RethinkDB internals: Patching for fun and throughput
A central challenge in developing a high performance database is to maximize the efficiency at which hardware resources are used. By implementing a new optimization in how RethinkDB handles disk writes - the patch log - we were able to achieve an additional 50% increase in query throughput. The following graph compares the sustainable performance of RethinkDB for a mixed read/write workload (roughly 10% write operations) with and without the patch log. In both cases we configured the system to be bound by the disks’ write bandwidth.
Like most databases, RethinkDB uses an in-memory page cache to allow for efficient data processing. Modifying a data block involves the following steps:
- check if the block is in the page cache
- if the block is not in the cache: acquire the block from disk
- perform the actual modification on the in-memory page
- mark the page “dirty”
Eventually the page cache will fill up, so no more data blocks can be acquired unless space is freed. This requires evicting pages from the page cache. However, some of the pages might have been modified. To preserve these modifications, pages marked as “dirty” must be written back to disk. There are different approaches to when such a write-back should happen. In RethinkDB, we write data back periodically, and trigger an immediate write-back whenever the number of dirty pages in the page cache exceeds some limit.

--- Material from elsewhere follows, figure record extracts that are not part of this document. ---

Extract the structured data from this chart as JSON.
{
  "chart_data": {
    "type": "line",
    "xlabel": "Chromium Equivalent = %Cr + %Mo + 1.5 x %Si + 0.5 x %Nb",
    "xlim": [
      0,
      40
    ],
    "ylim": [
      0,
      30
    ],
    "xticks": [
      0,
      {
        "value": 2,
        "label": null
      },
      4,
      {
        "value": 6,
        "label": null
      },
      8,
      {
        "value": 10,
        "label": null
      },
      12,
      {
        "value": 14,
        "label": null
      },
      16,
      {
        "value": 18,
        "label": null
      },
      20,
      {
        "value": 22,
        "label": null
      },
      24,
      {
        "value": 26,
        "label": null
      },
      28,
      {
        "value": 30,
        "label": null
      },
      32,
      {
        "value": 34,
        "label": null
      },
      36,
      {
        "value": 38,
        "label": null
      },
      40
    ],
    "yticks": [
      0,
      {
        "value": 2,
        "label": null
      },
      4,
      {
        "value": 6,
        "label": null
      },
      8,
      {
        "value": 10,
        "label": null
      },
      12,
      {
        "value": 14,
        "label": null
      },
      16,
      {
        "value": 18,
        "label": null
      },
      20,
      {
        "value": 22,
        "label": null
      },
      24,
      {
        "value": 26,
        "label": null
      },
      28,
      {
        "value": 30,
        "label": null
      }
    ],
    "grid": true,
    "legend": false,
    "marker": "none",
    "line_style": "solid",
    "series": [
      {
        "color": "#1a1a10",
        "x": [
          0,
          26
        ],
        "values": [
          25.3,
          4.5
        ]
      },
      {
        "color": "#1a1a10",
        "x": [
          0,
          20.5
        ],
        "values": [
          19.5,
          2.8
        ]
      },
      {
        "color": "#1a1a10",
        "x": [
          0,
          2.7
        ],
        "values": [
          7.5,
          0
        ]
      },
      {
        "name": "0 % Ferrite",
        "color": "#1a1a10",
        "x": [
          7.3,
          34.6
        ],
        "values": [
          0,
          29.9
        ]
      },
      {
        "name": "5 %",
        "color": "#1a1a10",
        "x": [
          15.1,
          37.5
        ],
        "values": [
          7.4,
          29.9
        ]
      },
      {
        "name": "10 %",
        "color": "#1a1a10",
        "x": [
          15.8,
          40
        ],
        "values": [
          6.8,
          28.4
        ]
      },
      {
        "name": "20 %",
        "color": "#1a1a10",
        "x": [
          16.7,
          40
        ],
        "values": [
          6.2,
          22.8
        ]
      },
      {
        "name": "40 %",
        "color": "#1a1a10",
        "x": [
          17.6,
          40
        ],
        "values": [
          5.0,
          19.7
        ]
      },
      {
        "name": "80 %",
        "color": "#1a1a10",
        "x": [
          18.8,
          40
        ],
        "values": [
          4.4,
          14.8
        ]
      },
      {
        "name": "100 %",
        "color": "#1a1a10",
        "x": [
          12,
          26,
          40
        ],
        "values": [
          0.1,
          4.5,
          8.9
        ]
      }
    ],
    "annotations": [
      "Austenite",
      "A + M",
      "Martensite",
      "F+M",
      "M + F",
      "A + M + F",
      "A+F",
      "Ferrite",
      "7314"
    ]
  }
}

Now, there is one problem with this approach: Consider five updates which set five different rows/keys to new values. RethinkDB uses a B-tree data structure to organize data internally; most databases use similar tree data structures to index and/or store data. As a consequence, updates to five random keys have a good chance of affecting five different parts of the tree. This has consequences for the next write-back. Even minor modifications to five different keys involve writing five complete blocks to disk. Depending on the workload, this can easily lead to a saturation of disk write throughput, which in turn limits the overall database performance as data from the page cache cannot be evicted fast enough.
RethinkDB tackles this problem by using a system of serializable page patches. A patch is a data structure representing a certain modification to a block. Patches can operate on different layers of the database. On lower levels we use patches that replace a chunk of data in a page or move data around. On higher levels we have patches which insert a key/value pair into a leaf node of the B-tree or remove one.
The basic idea is to reserve some space for a “patch log” in the database. To come back to our previous example: using patches, the changes made by our five update operations can be stored much more efficiently. For smaller updates, all required patches may well fit into a single block. Instead of writing all five affected data pages back to disk, we simply write five small patches to the patch log. At this point, we have reduced the required disk write throughput by a factor of five.
Of course things are not as simple as that. Eventually our reserved log space will fill up. To free up space, we now have to apply some of the patches to the affected pages and rewrite the actual data blocks. It seems like we have just delayed the work of writing back data by using the patch log. Even worse, we spent additional time for writing the patches.
Happily another effect kicks in to save us: the patch log has aggregated patches over a long period of time. Chances are, additional updates have been performed in the same data blocks as the first five updates. This allows us to batch multiple updates for the block into a single write-back. The overall efficiency of the log depends on its size and the size of the subset of data in the database that is frequently modified. Additionally, a great boost in efficiency can be achieved by carefully tuning the decision of whether to write a patch or to rewrite the affected block instead. We have implemented automated tuning logic to guarantee low overhead and great write throughput across a wide range of workloads without any need for manual configuration.
There is one last part which we have not covered so far: When acquiring a block from disk, it must be guaranteed that the in-memory page for that block always reflects the latest changes. Specifically, this means that patches with changes that have not made it into the actual on-disk block yet must be replayed when acquiring the block. To make this fast, we load all on-disk patches into an efficient in-memory data structure when starting up the database. As the size of the patch log is limited, this only consumes a small amount of main memory. Therefore we just have to check the in-memory log data structure to decide whether patches have to be applied. To replay only the subset of patches which have not yet been applied to the on-disk data block, a sequential “transaction id” is stored in the block whenever a block gets written back to disk. Each patch on the other hand contains the transaction id to which it applies. If the block’s transaction id is higher than the one of some patch, the patch is already reflected in the block’s data and must not be replayed again.
Overall, the patch log turns out to be a powerful technique for optimizing the translation of in-memory data modifications to disk writes. According to our benchmarks, it allows for significant performance increases both when writing to SSDs and rotational drives.